Renewable Term - this is a variation of convertible tern in so much as the life company offer options to extend the term of assurance by set amounts.
Decreasing Term Assurance - the most popular form of this cover  is commonly referred to as a Mortgage Protection Policy. This is where the cover declines to match the reducing balance of a normal repayment mortgage. Or there is "straight line" decreasing cover to match known future liabilities such as short term loans.
Family Income Benefit (FIB) - this is a form of decreasing term assurance that pays out by way of an annual income instead of a lump sum.
Whole of Life Assurance pays out whenever death occurs. Premiums are payable for life or to a certain age e.g. 80 dependent on the contact and the company. It is the only protection policy that may attain a cash value other than the sum assured.
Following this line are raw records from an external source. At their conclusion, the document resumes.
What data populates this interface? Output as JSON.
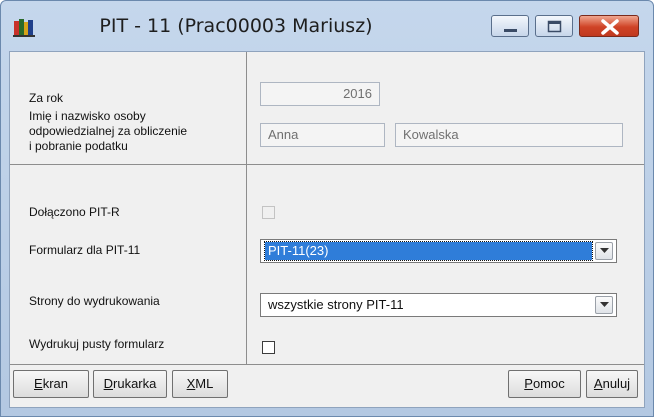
{
  "window": {
    "title": "PIT - 11 (Prac00003 Mariusz)",
    "icon": "app-books-icon"
  },
  "section_period": {
    "year_label": "Za rok",
    "year_value": "2016",
    "person_label_line1": "Imię i nazwisko osoby",
    "person_label_line2": "odpowiedzialnej za obliczenie",
    "person_label_line3": "i pobranie podatku",
    "first_name": "Anna",
    "last_name": "Kowalska"
  },
  "section_options": {
    "pitr_label": "Dołączono PIT-R",
    "pitr_checked": false,
    "form_label": "Formularz dla PIT-11",
    "form_value": "PIT-11(23)",
    "pages_label": "Strony do wydrukowania",
    "pages_value": "wszystkie strony PIT-11",
    "empty_form_label": "Wydrukuj pusty formularz",
    "empty_form_checked": false
  },
  "buttons": {
    "screen": {
      "mnemonic": "E",
      "rest": "kran"
    },
    "printer": {
      "mnemonic": "D",
      "rest": "rukarka"
    },
    "xml": {
      "mnemonic": "X",
      "rest": "ML"
    },
    "help": {
      "mnemonic": "P",
      "rest": "omoc"
    },
    "cancel": {
      "mnemonic": "A",
      "rest": "nuluj"
    }
  },
  "colors": {
    "titlebar": "#c5d7ec",
    "selection": "#2f7dd9",
    "close_button": "#cf4326"
  }
}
It is also the only long term solution to meeting death liabilities, in particular those associated with inheritance tax. There are two main types:
Whole Life - maximum cover - This provides the most cover for the least outlay but premiums are subject to review at regular intervals to ensure that premiums are sufficient to meet the cost of providing the life cover. If they are not, premiums may have to increase to meet any shortfall in funding.
Whole Life - balanced cover - The premiums are higher but are set at a level where the issuing office would consider it highly unlikely that upon review, an increase in premium levels would be required to maintain the Sum Assured.